Friday, September 2, 2016

Think this through Kocherrlakota

Narayana KocherlakotaThe right answer is to abolish currency and move completely to electronic cash, an idea suggested at various times by Marvin Goodfriend of Carnegie-Mellon University, Miles Kimball of the University of Colorado and Andrew Haldane of the Bank of England. Because electronic cash can have any yield, interest rates would be able go as far into negative territory as the market required.

Mr. K and his references are still a bit confused about digital cash.  The reason Mr. K gets the properties he wants is regulation, he assumes a government regulation that all cash transaction must clear at a depository institution.    The regulation is unenforceable.   If folks ignore the regulation, then there transactions are peer to peer, and the deposit at the bank is pending indefinitely.  Even then , the cash may go through multiple transactions before being deposited.  In other words, when we ignore the silly government rule we get pure, digital cash and it has all the same properties as paper currency, we can hold secure digits in out wallet.

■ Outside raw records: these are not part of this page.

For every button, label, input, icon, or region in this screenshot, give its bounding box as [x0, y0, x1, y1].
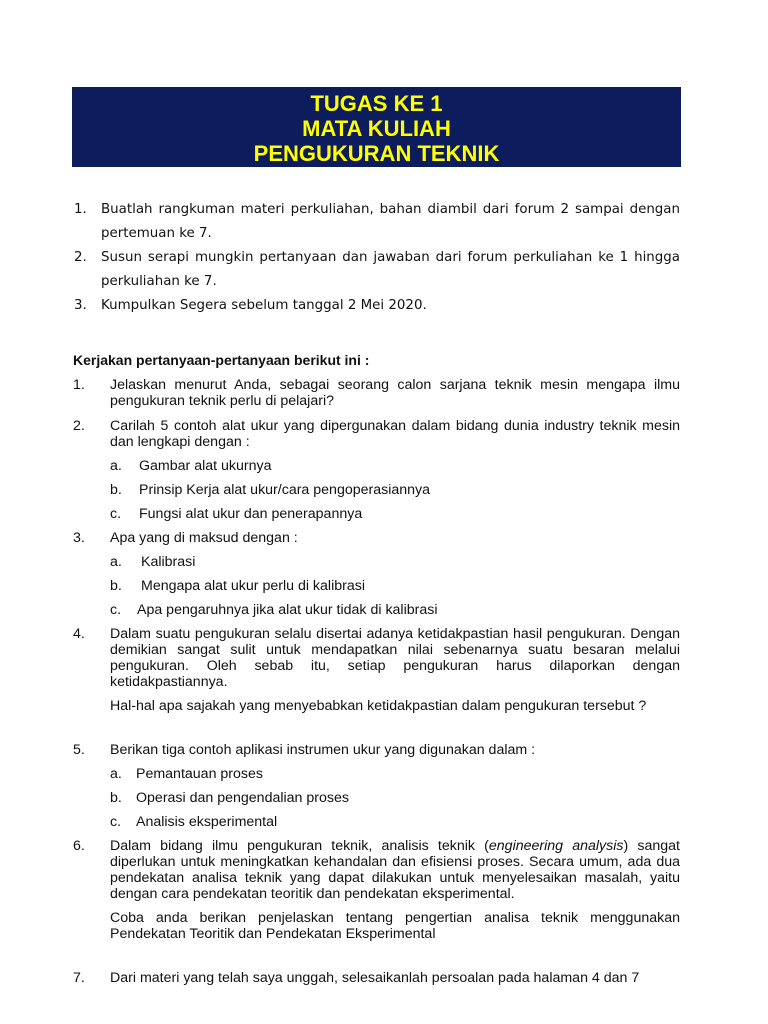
sub-text: Pemantauan proses	[136, 766, 263, 782]
question-text	[110, 838, 680, 902]
task-number: 3.	[74, 298, 87, 313]
question-6	[73, 838, 680, 942]
title-line-1: TUGAS KE 1	[310, 91, 443, 116]
question-2	[73, 418, 680, 450]
sub-item	[110, 578, 365, 594]
title-line-3: PENGUKURAN TEKNIK	[253, 141, 500, 166]
question-text: Dalam suatu pengukuran selalu disertai adanya ketidakpastian hasil pengukuran. Dengan demikian sangat sulit untuk mendapatkan nilai sebenarnya suatu besaran melalui pengukuran. Oleh sebab itu, setiap pengukuran harus dilaporkan dengan ketidakpastiannya.	[110, 626, 680, 690]
question-3	[73, 530, 680, 546]
sub-text: Kalibrasi	[141, 554, 196, 570]
task-text: Kumpulkan Segera sebelum tanggal 2 Mei 2020.	[101, 298, 427, 313]
question-text: Berikan tiga contoh aplikasi instrumen ukur yang digunakan dalam :	[110, 742, 536, 758]
sub-item	[110, 602, 437, 618]
question-text-followup: Hal-hal apa sajakah yang menyebabkan ketidakpastian dalam pengukuran tersebut ?	[110, 698, 647, 714]
task-item	[74, 246, 680, 294]
sub-letter: c.	[110, 602, 122, 618]
title-banner	[72, 87, 681, 167]
question-text: Dari materi yang telah saya unggah, selesaikanlah persoalan pada halaman 4 dan 7	[110, 970, 640, 986]
task-text: Buatlah rangkuman materi perkuliahan, bahan diambil dari forum 2 sampai dengan pertemuan ke 7.	[101, 202, 680, 241]
question-7	[73, 970, 680, 986]
question-text-part: Dalam bidang ilmu pengukuran teknik, analisis teknik (	[110, 838, 489, 854]
question-text: Carilah 5 contoh alat ukur yang dipergunakan dalam bidang dunia industry teknik mesin dan lengkapi dengan :	[110, 418, 680, 450]
sub-letter: b.	[110, 482, 122, 498]
question-number: 2.	[73, 418, 85, 434]
sub-item	[110, 506, 362, 522]
task-item	[74, 198, 680, 246]
sub-letter: b.	[110, 790, 122, 806]
sub-letter: a.	[110, 458, 122, 474]
question-number: 5.	[73, 742, 85, 758]
question-text: Apa yang di maksud dengan :	[110, 530, 298, 546]
sub-letter: c.	[110, 814, 122, 830]
sub-letter: a.	[110, 554, 122, 570]
sub-item	[110, 458, 271, 474]
sub-text: Apa pengaruhnya jika alat ukur tidak di kalibrasi	[137, 602, 438, 618]
sub-text: Gambar alat ukurnya	[139, 458, 272, 474]
sub-text: Mengapa alat ukur perlu di kalibrasi	[141, 578, 365, 594]
question-4	[73, 626, 680, 714]
question-5	[73, 742, 680, 758]
sub-letter: c.	[110, 506, 122, 522]
question-1	[73, 377, 680, 409]
title-line-2: MATA KULIAH	[302, 116, 451, 141]
question-number: 1.	[73, 377, 85, 393]
task-number: 1.	[74, 202, 87, 217]
sub-letter: b.	[110, 578, 122, 594]
sub-text: Analisis eksperimental	[136, 814, 278, 830]
sub-item	[110, 814, 277, 830]
question-number: 3.	[73, 530, 85, 546]
task-text: Susun serapi mungkin pertanyaan dan jawaban dari forum perkuliahan ke 1 hingga perkuliahan ke 7.	[101, 250, 680, 289]
sub-item	[110, 766, 263, 782]
question-number: 4.	[73, 626, 85, 642]
question-number: 7.	[73, 970, 85, 986]
question-text: Jelaskan menurut Anda, sebagai seorang calon sarjana teknik mesin mengapa ilmu pengukuran teknik perlu di pelajari?	[110, 377, 680, 409]
task-item	[74, 294, 680, 318]
section-title: Kerjakan pertanyaan-pertanyaan berikut ini :	[73, 352, 370, 368]
sub-letter: a.	[110, 766, 122, 782]
question-text-italic: engineering analysis	[488, 838, 624, 854]
sub-item	[110, 482, 430, 498]
sub-text: Operasi dan pengendalian proses	[136, 790, 349, 806]
task-number: 2.	[74, 250, 87, 265]
question-text-part: ) sangat diperlukan untuk meningkatkan kehandalan dan efisiensi proses. Secara umum, ada dua pendekatan analisa teknik yang dapat dilakukan untuk menyelesaikan masalah, yaitu dengan cara pendekatan teoritik dan pendekatan eksperimental.	[110, 838, 680, 902]
question-text-followup: Coba anda berikan penjelaskan tentang pengertian analisa teknik menggunakan Pendekatan Teoritik dan Pendekatan Eksperimental	[110, 910, 680, 942]
task-list	[74, 198, 680, 318]
sub-item	[110, 790, 349, 806]
sub-text: Fungsi alat ukur dan penerapannya	[139, 506, 363, 522]
question-number: 6.	[73, 838, 85, 854]
sub-text: Prinsip Kerja alat ukur/cara pengoperasiannya	[139, 482, 431, 498]
sub-item	[110, 554, 195, 570]
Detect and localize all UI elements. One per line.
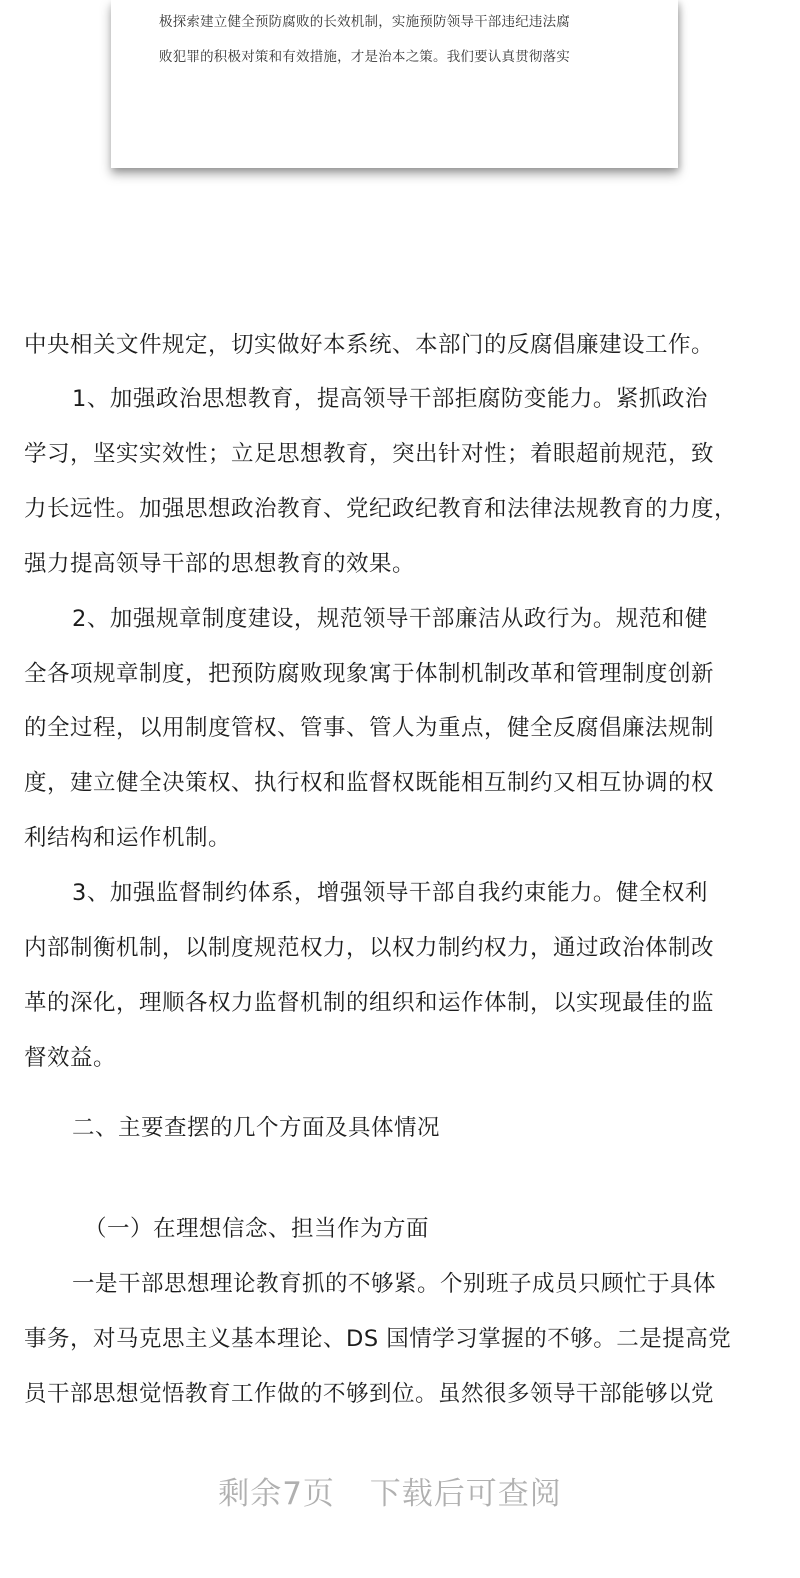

He compounds his contradiction:


Second, currency does provide a service beyond being a store of value and a medium of exchange: It's anonymous and thus ensures the privacy of transactions. In its absence, governments would have to allow the private sector to offer alternatives with the same attractive features.
Private actors are going to use digital cash technology, outside ot the central bank depository regime.  Hence, Mr. K has defined pure, digital cash, which can securely account and hold digits using a distributed clearing function.